Multimodal Event Knowledge Graph

GNOSIS employs MEKGs to provide a knowledge representation for the multimodal event stream’s semantic, spatial, and temporal content. A more content based definition is to follow:

For any multimodal stream event, the resulting Multimodal Event Knowledge Graph is a labelled graph represented as MEKG = (E, R, Ep, G) where:

  • E is a set of nodes Oi , each representing an entity in the domain
  • R is a set of edge labels representing spatial, semantic, and temporal relation types
  • Ep is a set of properties mapped to each entity node such that Oi = (id, attributes, label, confidence, features)
  • G ⊆ Ep × R × Ep

Multimodal Event Knowledge Graph schema

MEKG provides a top-level schema for shared representation across modalities. As MEKG is a knowledge graph it can support schema which is designed to capture the specifics features appropriate for the format of that modality.
The Video Event Knowledge Graph (VEKG) and the Audio Event Knowledge Graph (AEKG) are two such specialisation for video and audio data respectively.

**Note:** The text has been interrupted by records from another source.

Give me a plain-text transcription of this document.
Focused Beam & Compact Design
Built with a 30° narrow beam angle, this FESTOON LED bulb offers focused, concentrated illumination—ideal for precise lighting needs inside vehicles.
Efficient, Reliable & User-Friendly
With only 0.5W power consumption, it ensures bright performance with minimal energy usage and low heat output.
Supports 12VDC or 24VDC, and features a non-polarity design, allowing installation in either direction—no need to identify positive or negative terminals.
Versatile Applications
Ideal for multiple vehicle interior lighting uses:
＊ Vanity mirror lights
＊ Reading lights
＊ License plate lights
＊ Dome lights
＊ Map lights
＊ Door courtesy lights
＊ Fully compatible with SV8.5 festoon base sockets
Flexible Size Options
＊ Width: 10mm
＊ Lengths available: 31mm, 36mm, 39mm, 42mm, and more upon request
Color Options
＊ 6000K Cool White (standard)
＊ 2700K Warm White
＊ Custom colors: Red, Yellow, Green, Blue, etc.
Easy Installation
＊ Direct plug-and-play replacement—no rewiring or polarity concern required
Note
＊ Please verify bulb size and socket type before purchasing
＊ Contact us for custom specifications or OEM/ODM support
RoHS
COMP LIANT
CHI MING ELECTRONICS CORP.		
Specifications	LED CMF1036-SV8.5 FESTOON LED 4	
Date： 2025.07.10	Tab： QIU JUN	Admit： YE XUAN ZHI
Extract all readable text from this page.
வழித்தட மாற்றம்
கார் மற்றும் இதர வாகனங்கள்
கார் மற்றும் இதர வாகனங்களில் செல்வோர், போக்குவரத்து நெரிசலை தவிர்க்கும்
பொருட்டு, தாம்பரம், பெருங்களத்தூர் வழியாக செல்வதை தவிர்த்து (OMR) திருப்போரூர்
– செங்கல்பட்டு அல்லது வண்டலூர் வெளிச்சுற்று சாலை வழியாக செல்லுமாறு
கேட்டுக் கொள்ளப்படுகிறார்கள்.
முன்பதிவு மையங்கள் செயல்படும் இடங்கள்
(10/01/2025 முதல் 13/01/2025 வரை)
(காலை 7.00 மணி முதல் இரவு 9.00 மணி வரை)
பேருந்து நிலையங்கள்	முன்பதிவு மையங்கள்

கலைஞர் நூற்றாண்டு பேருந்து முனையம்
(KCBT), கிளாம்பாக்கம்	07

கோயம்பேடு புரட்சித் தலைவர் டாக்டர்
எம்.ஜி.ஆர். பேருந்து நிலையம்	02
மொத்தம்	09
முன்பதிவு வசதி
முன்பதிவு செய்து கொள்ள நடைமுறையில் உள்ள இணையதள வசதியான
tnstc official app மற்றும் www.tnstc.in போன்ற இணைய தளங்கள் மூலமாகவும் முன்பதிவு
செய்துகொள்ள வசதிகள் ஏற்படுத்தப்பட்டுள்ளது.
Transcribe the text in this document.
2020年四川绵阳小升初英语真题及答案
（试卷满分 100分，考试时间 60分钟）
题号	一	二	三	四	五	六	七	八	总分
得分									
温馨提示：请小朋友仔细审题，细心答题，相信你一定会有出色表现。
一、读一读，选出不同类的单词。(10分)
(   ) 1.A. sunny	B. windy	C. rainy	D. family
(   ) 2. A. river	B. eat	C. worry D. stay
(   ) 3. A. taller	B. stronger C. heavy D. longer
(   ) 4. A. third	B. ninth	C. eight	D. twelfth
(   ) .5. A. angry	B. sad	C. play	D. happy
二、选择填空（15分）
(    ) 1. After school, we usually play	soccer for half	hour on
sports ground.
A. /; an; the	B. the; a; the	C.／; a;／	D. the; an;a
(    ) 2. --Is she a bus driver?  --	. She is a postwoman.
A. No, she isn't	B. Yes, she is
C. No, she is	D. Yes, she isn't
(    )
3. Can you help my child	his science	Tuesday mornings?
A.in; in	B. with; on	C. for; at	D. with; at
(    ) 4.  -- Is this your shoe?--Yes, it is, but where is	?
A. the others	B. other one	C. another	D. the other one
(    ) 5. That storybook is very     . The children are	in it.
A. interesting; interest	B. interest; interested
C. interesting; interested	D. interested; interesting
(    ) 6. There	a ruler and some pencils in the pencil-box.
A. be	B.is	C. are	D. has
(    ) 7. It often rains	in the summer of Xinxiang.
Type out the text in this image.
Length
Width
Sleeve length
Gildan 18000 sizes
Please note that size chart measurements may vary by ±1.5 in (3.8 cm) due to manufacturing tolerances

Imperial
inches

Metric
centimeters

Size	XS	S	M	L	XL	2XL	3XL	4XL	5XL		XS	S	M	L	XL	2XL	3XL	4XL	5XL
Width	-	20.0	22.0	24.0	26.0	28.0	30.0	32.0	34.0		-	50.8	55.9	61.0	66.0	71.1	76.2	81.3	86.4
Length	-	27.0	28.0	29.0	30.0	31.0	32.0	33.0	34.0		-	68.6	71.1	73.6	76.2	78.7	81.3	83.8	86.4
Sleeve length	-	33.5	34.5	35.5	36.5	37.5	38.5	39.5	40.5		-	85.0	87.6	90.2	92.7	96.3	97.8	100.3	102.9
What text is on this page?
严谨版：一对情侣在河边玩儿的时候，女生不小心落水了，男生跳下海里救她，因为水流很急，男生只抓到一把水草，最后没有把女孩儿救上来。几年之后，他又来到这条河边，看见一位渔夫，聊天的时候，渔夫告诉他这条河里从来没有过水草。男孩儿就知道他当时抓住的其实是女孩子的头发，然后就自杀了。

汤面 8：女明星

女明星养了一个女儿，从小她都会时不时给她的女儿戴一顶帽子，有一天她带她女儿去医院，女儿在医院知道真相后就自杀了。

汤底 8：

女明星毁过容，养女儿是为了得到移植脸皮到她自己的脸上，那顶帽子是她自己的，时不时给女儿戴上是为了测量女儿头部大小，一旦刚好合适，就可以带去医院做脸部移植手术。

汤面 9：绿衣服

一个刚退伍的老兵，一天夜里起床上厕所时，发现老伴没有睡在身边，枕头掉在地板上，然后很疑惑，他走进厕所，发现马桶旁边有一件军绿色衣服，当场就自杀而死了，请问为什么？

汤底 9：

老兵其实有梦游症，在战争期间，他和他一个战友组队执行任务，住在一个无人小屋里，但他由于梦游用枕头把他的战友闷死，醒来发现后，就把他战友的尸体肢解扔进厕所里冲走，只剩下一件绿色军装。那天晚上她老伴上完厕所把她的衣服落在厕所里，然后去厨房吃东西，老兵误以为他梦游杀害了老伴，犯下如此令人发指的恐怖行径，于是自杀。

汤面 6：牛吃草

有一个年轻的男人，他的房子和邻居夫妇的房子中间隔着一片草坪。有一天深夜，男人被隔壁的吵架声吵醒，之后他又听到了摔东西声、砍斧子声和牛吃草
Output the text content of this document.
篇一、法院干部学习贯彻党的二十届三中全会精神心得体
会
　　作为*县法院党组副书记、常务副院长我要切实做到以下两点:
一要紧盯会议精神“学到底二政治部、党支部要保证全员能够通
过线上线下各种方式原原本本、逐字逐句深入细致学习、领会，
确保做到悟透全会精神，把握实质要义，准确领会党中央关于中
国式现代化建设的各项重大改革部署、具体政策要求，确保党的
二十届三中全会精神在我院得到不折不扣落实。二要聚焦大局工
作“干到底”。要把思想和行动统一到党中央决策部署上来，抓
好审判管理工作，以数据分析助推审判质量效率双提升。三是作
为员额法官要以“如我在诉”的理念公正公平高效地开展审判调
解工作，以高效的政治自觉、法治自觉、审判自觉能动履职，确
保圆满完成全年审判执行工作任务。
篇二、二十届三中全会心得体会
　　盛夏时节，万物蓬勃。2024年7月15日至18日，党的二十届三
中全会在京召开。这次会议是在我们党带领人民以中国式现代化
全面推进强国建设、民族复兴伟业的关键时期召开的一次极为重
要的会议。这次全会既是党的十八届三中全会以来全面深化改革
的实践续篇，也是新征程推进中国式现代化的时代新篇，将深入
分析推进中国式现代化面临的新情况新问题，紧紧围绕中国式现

The figure below shows how an MEKG can be used to represent the content of a video and audio stream at different time instances. The content of the video stream is represented using VEKG while the content of the audio stream is represented using the AEKG. These single modal graphs are then merged to create the MEKG to represent both modalities together. The entity nodes in MEKG graphs are connected using spatial, semantic, and temporal edges. The semantic relation edge between entity nodes are created by identifying the same entity nodes across modalities (i.e., entity linking), while the temporal relation edge between entity nodes are created by identifying the same entity nodes at different times using appropriate techniques (i.e. object tracking). The figure shows the MEKG construction example over a video and audio stream at four time points with the construction process showing the application of intra-modal (t2), inter-modal (t3), and temporal relations over time (t1-t4). The resulting MEKG can be used to get insights into the different facets (modalities) of an event.